EJI is slowly making progress. In 2008, EJI won relief for Philip Shaw, who at fourteen, was sentenced to life without parole. His 21-year-old co-defendant received a lesser sentence and had already been released from prison. Philip spent fourteen years in an adult prison before EJI won his freedom 12 .
In April 2009, a California appeals court declared the life without parole sentence of EJI's client, Antonio Nunez, to be cruel and unusual punishment in violation of the California State Constitution and the United States Constitution 13 . At fourteen Antonio was sentenced to life without parole in an alleged kidnapping where no one was injured. A new sentencing hearing was ordered.

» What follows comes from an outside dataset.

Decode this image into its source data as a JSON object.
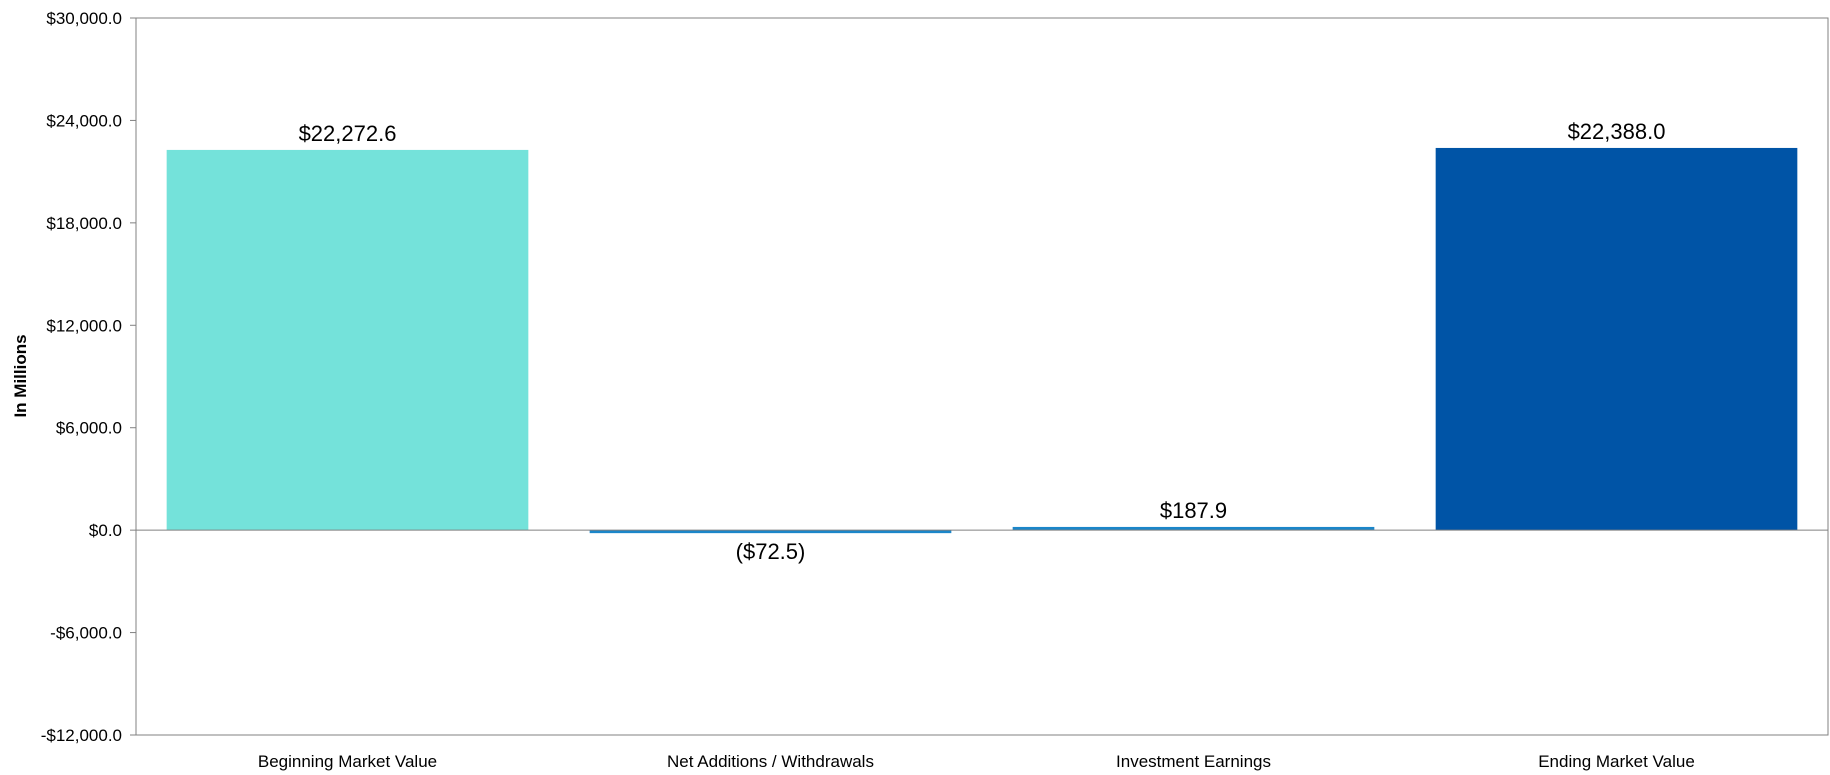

This fall, the United States Supreme Court will hear the case of another EJI client, Joe Sullivan, who was sentenced to life without parole in a non-homicide case 14 . Joe is one of only two people in the nation known to be sentenced to life without parole for a non-homicide offense. Joe is mentally disabled. At trial, Joe was represented by an attorney who has since been suspended from the practice of law. Joe has already spent almost 20 years in prison. He has developed serious medical problems that require him to use a wheel chair.

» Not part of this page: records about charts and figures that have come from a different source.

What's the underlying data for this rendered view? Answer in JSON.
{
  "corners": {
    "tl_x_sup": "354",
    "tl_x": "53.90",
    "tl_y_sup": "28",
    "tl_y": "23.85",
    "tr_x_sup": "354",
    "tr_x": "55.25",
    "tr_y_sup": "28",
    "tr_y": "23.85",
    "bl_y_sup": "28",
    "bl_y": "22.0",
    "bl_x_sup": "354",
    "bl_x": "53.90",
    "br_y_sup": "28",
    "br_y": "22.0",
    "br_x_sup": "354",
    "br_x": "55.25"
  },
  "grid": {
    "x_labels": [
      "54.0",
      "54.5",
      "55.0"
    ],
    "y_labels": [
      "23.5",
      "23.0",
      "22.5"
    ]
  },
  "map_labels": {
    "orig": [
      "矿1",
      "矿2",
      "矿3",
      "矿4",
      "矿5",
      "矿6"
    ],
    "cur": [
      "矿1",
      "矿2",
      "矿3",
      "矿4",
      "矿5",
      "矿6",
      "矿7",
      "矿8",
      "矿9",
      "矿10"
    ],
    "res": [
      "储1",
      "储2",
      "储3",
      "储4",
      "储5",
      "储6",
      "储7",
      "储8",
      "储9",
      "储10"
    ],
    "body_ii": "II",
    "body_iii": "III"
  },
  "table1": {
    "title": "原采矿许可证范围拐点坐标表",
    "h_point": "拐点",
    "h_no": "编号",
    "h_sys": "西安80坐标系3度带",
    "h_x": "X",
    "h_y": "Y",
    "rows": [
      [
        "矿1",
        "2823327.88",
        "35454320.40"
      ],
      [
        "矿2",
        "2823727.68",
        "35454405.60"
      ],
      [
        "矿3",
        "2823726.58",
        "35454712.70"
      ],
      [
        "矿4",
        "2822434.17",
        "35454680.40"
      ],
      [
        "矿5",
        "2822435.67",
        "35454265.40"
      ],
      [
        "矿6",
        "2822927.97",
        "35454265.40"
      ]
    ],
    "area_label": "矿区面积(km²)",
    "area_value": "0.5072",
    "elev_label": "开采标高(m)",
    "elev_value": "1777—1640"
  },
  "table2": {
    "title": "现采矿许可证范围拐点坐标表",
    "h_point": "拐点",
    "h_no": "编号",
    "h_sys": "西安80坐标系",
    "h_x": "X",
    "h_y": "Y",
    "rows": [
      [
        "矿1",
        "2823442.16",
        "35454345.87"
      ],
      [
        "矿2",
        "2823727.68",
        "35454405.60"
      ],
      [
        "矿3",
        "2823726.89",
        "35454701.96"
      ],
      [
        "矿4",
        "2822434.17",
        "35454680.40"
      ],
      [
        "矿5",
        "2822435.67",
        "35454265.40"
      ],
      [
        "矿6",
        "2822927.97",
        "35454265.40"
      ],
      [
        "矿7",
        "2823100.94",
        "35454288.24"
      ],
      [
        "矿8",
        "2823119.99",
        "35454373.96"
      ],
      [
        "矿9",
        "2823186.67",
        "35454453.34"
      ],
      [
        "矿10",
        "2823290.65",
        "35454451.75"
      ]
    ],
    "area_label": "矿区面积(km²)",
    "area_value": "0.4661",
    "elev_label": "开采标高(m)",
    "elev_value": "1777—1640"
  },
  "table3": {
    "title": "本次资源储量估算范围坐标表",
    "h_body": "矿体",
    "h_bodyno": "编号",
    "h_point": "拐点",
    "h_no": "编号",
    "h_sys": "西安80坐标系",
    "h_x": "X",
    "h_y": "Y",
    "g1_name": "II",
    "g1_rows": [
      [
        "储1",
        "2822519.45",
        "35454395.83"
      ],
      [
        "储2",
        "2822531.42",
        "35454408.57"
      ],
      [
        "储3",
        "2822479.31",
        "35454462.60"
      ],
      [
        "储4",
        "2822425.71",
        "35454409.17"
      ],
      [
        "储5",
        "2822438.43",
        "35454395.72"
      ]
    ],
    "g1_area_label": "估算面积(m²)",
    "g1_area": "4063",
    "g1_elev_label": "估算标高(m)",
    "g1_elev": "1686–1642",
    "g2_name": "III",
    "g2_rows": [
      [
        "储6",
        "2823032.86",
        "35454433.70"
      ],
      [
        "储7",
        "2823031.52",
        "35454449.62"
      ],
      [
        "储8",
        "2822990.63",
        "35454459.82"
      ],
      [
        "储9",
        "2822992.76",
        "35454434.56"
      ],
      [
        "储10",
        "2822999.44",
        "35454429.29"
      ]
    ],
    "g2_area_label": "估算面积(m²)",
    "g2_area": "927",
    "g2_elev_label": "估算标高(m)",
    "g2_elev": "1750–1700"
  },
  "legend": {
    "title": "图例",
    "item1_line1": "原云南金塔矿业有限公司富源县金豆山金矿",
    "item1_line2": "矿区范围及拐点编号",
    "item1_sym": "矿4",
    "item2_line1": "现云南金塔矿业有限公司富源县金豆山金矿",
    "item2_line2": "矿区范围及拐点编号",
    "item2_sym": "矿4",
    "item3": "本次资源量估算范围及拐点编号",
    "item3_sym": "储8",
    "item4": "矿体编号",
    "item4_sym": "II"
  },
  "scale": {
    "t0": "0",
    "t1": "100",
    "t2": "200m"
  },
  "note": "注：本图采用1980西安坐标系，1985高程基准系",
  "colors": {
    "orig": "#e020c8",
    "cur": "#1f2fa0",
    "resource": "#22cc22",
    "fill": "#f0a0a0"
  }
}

Abuse, neglect, domestic and community violence, and poverty plague many children across America. These children need effective intervention to help them overcome the emotional, social and psychological challenges of adolescence. Without such help, some children may eventually engage in destructive and violent behavior. Sadly, many States have ignored the crisis and dysfunction that brings children into conflict with the law and instead, have subjected them to further victimization and abuse within the adult criminal justice system. EJI's work reveals the misguided consequences of surrendering young children to this system and sentencing them to life without any possibility for parole.

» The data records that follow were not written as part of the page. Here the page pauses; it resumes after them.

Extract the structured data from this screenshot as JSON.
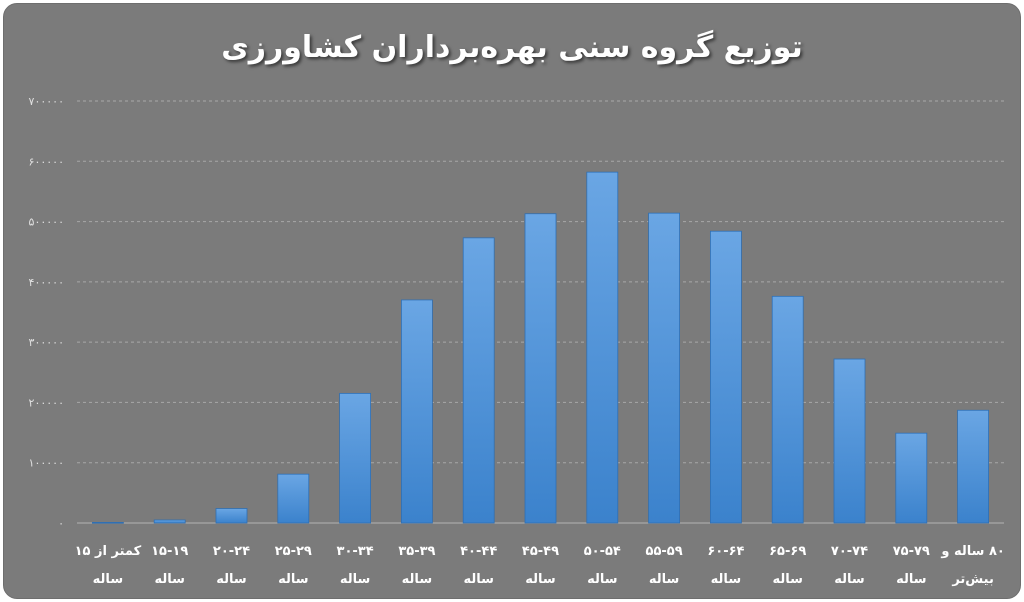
{
  "chart_data": {
    "type": "bar",
    "title": "توزیع گروه سنی بهره‌برداران کشاورزی",
    "xlabel": "",
    "ylabel": "",
    "ylim": [
      0,
      700000
    ],
    "y_ticks": [
      0,
      100000,
      200000,
      300000,
      400000,
      500000,
      600000,
      700000
    ],
    "y_tick_labels": [
      "۰",
      "۱۰۰۰۰۰",
      "۲۰۰۰۰۰",
      "۳۰۰۰۰۰",
      "۴۰۰۰۰۰",
      "۵۰۰۰۰۰",
      "۶۰۰۰۰۰",
      "۷۰۰۰۰۰"
    ],
    "grid": true,
    "bar_color": "#4a90d9",
    "categories": [
      [
        "کمتر از ۱۵",
        "ساله"
      ],
      [
        "۱۵-۱۹",
        "ساله"
      ],
      [
        "۲۰-۲۴",
        "ساله"
      ],
      [
        "۲۵-۲۹",
        "ساله"
      ],
      [
        "۳۰-۳۴",
        "ساله"
      ],
      [
        "۳۵-۳۹",
        "ساله"
      ],
      [
        "۴۰-۴۴",
        "ساله"
      ],
      [
        "۴۵-۴۹",
        "ساله"
      ],
      [
        "۵۰-۵۴",
        "ساله"
      ],
      [
        "۵۵-۵۹",
        "ساله"
      ],
      [
        "۶۰-۶۴",
        "ساله"
      ],
      [
        "۶۵-۶۹",
        "ساله"
      ],
      [
        "۷۰-۷۴",
        "ساله"
      ],
      [
        "۷۵-۷۹",
        "ساله"
      ],
      [
        "۸۰ ساله و",
        "بیش‌تر"
      ]
    ],
    "values": [
      1000,
      5000,
      24000,
      81000,
      215000,
      370000,
      473000,
      513000,
      582000,
      514000,
      484000,
      376000,
      272000,
      149000,
      187000
    ]
  }
}
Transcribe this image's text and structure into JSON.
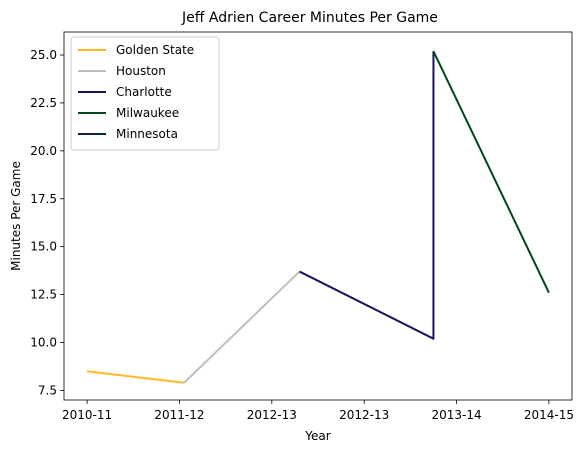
{
  "chart_data": {
    "type": "line",
    "title": "Jeff Adrien Career Minutes Per Game",
    "xlabel": "Year",
    "ylabel": "Minutes Per Game",
    "x_tick_labels": [
      "2010-11",
      "2011-12",
      "2012-13",
      "2012-13",
      "2013-14",
      "2014-15"
    ],
    "x_tick_positions": [
      0,
      1,
      2,
      3,
      4,
      5
    ],
    "xlim": [
      -0.25,
      5.25
    ],
    "ylim": [
      7.0,
      26.2
    ],
    "y_ticks": [
      7.5,
      10.0,
      12.5,
      15.0,
      17.5,
      20.0,
      22.5,
      25.0
    ],
    "y_tick_labels": [
      "7.5",
      "10.0",
      "12.5",
      "15.0",
      "17.5",
      "20.0",
      "22.5",
      "25.0"
    ],
    "grid": false,
    "legend_position": "top-left",
    "series": [
      {
        "name": "Golden State",
        "color": "#FDB927",
        "points": [
          [
            0,
            8.5
          ],
          [
            1.05,
            7.9
          ]
        ]
      },
      {
        "name": "Houston",
        "color": "#BEBEBE",
        "points": [
          [
            1.05,
            7.9
          ],
          [
            2.3,
            13.7
          ]
        ]
      },
      {
        "name": "Charlotte",
        "color": "#1D1160",
        "points": [
          [
            2.3,
            13.7
          ],
          [
            3.75,
            10.2
          ],
          [
            3.75,
            25.2
          ]
        ]
      },
      {
        "name": "Milwaukee",
        "color": "#00471B",
        "points": [
          [
            3.75,
            25.2
          ],
          [
            5.0,
            12.6
          ]
        ]
      },
      {
        "name": "Minnesota",
        "color": "#0C2340",
        "points": []
      }
    ]
  }
}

Such harsh sentences are cruel and incompatible with fundamental standards of decency. Life imprisonment without parole for young children should be abolished. States that impose these sentences on adolescents should immediately eliminate the practice and provide opportunities for parole to people who have been sentenced to life without parole for offenses committed at thirteen or fourteen. Recent legal developments, international law and medical insights on child development provide powerful support for ending life without parole sentences for young children. The plight of the condemned children in EJI's report is not disconnected from the fate of all children, who frequently need correction, guidance, and direction, but always need hope.